Umar Kayam mencatat bahwa mudik merupakan tradisi yang sudah ada sejak zaman kerajaan Hindu-Buddha tetapi sempat hilang. Islam datang menghilangkan beberapa tradisi yang dianggap syirik, termasuk ziarah. Tetapi kemudian Islam dan tradisi di Jawa dapat berakulturasi sehingga masyarakat bisa menerima dengan harmoni. Perlahan ziarah kubur dapat diterima dengan disisipi ajaran agama.
Seiring perubahan zaman, mudik juga mengalami pergeseran nilai. Ia tidak hanya sebagai sarana mengobati kegersangan jiwa dan pikir tapi juga sebagai sarana rekreasi, hiburan, menghamburkan uang, dan menunjukkan eksitensi sebagai manusia kota dengan perilaku hedonis dan konsumtif.

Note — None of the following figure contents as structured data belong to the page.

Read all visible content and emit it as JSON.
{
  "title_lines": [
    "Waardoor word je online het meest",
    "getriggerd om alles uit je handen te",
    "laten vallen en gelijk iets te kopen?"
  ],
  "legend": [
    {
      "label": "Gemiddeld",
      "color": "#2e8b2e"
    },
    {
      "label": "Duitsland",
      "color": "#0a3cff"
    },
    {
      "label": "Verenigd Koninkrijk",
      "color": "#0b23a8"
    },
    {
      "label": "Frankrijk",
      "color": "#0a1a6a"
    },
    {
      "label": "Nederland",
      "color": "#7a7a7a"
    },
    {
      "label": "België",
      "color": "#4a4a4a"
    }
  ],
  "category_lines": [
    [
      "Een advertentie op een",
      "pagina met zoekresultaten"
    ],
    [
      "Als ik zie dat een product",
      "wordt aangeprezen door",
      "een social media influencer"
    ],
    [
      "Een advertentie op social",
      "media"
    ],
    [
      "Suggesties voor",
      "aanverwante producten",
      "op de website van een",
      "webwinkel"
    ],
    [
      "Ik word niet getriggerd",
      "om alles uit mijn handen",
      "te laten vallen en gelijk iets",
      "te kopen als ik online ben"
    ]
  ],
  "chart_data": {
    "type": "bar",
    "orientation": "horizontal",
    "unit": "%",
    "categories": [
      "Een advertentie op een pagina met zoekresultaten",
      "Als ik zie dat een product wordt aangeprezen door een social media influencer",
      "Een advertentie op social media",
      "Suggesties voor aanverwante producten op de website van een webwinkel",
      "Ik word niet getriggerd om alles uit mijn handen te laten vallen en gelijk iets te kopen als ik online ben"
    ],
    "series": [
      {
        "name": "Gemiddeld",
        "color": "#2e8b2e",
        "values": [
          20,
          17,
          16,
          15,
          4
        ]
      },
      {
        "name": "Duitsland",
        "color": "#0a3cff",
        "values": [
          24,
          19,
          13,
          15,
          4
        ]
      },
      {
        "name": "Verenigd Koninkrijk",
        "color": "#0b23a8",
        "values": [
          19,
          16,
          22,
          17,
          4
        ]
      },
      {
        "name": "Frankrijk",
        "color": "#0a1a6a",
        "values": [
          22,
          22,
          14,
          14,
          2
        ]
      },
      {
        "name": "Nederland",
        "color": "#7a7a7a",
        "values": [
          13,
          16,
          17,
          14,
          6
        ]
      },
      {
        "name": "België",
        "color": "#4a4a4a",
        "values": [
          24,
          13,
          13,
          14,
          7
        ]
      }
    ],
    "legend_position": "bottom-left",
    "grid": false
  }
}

Orientasi mudik lebih mengarah pada perputaran ekonomi yang terjadi selama mudik. mudik merupakan sarana penyaluran dana dari kota ke desa. Dengan mengalirnya dana ini, dapat menggambarkan kesenjangan antara desa dan kota selain daripada untuk meratakan pendapatan. Lebih-lebih orientasi ekonomi ini diikuti dengan dampak negatif berupa budaya hedonis dan konsumtif.
Mudik dilihat dari sisi ekonomi memang menghasilkan perputaran uang yang tidak sedikit. Tradisi mudik tidak hanya terjadi di Indonesia saja. Di Malaysia juga ada tradisi mudik saat lebaran, di Filipina para pekerja akan mudik ketika perayaan Natal datang.
Mudik merupakan tradisi yang sudah ada sejak zaman kerajaan Hindu-Buddha dan terjaga hingga saat ini. Mudik bagi Kuntowijoyo (2006:109) sebagai kesadaran balik. Mudik ke kampung kelahiran merupakan upaya untuk membebaskan diri dari kesibukan aktivitas kota yang cenderung individualistik. Dalam kata mudik atau udik terdapat kesamaan arti bahwa perilaku asli manusia seharusnya mencerminkan keaslian diri seperti kolektif, jujur, dan peduli terhadap sesama sebagai ciri khas warga tempat asal.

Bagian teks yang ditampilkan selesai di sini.